Diálogo entre gerações, educação e trabalho: instrumentos para construir uma paz duradoura
Mensagem do Santo Padre Francisco para a Celebração do 55° Dia Mundial da Paz: 1° de janeiro de 2022
1. «Que formosos são sobre os montes
os pés do mensageiro que anuncia a paz» (Is 52, 7)!
Estas palavras do profeta Isaías manifestam a
consolação, o suspiro de alívio dum povo exilado, extenuado pelas violências e
os abusos, exposto à infâmia e à morte. Sobre esse povo, assim se interrogava o
profeta Baruc: «Por que estás tu em terra inimiga, envelhecendo num país
estrangeiro? Contaminaste-te com os mortos, foste contado com os que descem ao
Hades» (3,10-11). Para aquela gente, a chegada do mensageiro de paz significava
a esperança dum renascimento dos escombros da história, o início dum futuro
luminoso.
Ainda hoje o caminho da paz –
o novo nome desta, segundo São
Paulo VI, é desenvolvimento integral [1] –
permanece, infelizmente, arredio da vida real de tantos homens e mulheres e
consequentemente da família humana, que nos aparece agora totalmente
interligada. Apesar dos múltiplos esforços visando um diálogo construtivo entre
as nações, aumenta o ruído ensurdecedor de guerras e conflitos, ao mesmo tempo
que ganham espaço doenças de proporções pandêmicas, pioram os efeitos das
alterações climáticas e da degradação ambiental, agrava-se o drama da fome e da
sede e continua a predominar um modelo económico mais baseado no individualismo
do que na partilha solidária. Como nos tempos dos antigos profetas, continua
também hoje a elevar-se o clamor dos pobres e da terra [2] para
implorar justiça e paz.
Em cada época, a paz é conjuntamente dádiva
do Alto e fruto dum empenho compartilhado. De facto, há uma «arquitetura» da
paz, onde intervêm as várias instituições da sociedade, e existe um
«artesanato» da paz, que nos envolve pessoalmente a cada um de nós [3]. Todos
podem colaborar para construir um mundo mais pacífico partindo do próprio
coração e das relações em família, passando pela sociedade e o meio ambiente,
até chegar às relações entre os povos e entre os Estados.
Quero propor, aqui, três
caminhos para a construção duma paz duradoura. Primeiro, o diálogo
entre as gerações, como base para a realização de projetos compartilhados.

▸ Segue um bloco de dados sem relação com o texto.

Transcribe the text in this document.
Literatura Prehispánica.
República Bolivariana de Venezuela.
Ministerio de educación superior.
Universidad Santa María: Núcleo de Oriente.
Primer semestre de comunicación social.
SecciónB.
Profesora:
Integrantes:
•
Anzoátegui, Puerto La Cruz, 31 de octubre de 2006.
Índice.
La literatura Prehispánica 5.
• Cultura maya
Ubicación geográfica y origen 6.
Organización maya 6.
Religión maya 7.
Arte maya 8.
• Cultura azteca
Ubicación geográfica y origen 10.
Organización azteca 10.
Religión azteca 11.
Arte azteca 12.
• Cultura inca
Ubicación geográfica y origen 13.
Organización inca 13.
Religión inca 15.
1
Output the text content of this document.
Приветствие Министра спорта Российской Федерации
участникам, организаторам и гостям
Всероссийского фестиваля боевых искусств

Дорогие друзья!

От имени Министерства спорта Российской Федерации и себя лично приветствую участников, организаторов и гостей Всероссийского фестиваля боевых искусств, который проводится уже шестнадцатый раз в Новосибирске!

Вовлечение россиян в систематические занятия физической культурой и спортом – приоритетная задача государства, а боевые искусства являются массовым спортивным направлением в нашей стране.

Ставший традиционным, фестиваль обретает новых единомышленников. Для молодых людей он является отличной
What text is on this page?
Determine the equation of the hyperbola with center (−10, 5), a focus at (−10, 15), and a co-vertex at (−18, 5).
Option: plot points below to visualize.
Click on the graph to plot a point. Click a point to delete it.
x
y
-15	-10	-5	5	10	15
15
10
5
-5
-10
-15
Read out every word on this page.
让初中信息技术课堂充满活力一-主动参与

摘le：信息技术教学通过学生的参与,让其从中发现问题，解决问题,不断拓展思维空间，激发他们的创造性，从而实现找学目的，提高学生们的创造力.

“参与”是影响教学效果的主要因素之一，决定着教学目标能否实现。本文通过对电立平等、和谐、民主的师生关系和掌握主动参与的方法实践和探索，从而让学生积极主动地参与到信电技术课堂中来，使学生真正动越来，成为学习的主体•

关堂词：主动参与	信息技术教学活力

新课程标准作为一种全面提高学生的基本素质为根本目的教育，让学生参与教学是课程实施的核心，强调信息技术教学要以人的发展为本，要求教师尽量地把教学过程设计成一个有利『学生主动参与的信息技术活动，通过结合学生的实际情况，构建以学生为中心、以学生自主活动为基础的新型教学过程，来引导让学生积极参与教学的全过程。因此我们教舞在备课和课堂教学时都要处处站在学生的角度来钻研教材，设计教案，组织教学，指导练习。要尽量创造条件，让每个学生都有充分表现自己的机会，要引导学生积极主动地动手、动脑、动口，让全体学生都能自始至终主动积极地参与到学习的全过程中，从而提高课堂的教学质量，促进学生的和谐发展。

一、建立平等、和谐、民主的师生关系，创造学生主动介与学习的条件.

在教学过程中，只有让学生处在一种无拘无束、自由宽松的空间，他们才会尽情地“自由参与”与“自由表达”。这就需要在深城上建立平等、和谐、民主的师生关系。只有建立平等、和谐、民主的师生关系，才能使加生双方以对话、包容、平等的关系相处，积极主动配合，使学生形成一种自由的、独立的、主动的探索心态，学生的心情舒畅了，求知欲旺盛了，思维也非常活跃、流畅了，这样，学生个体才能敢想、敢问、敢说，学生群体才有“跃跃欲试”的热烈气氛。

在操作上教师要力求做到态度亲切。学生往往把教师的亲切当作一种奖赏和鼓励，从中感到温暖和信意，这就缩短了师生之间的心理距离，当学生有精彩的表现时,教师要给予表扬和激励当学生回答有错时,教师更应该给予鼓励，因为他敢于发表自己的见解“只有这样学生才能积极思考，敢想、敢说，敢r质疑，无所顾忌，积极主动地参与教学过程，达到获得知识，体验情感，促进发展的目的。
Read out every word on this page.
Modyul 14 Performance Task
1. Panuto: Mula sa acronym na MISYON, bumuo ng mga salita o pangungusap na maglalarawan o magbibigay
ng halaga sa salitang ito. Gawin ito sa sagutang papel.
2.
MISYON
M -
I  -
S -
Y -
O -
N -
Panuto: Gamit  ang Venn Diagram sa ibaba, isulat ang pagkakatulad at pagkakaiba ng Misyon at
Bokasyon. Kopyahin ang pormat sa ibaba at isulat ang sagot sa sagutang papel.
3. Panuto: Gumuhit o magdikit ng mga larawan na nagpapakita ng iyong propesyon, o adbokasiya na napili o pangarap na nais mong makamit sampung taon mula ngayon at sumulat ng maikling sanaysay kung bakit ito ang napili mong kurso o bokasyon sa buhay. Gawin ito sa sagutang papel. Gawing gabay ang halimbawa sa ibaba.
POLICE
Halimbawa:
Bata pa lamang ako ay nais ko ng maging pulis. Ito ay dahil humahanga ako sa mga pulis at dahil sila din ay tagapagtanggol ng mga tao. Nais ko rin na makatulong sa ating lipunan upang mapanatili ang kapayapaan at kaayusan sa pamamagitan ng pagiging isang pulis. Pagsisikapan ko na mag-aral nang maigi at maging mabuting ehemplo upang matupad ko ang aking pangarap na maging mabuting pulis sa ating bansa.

Depois, a educação, como fator de liberdade, responsabilidade
e desenvolvimento. E, por fim, o trabalho, para uma plena
realização da dignidade humana. São três elementos imprescindíveis para tornar
«possível a criação dum pacto social» [4], sem
o qual se revela inconsistente todo o projeto de paz.
2. Dialogar entre gerações para
construir a paz
Num mundo ainda fustigado pela pandemia, que
tem causado tantos problemas, «alguns tentam fugir da realidade, refugiando-se
em mundos privados, enquanto outros a enfrentam com violência destrutiva, mas,
entre a indiferença egoísta e o protesto violento há uma opção sempre possível:
o diálogo, [concretamente] o diálogo entre as gerações» [5].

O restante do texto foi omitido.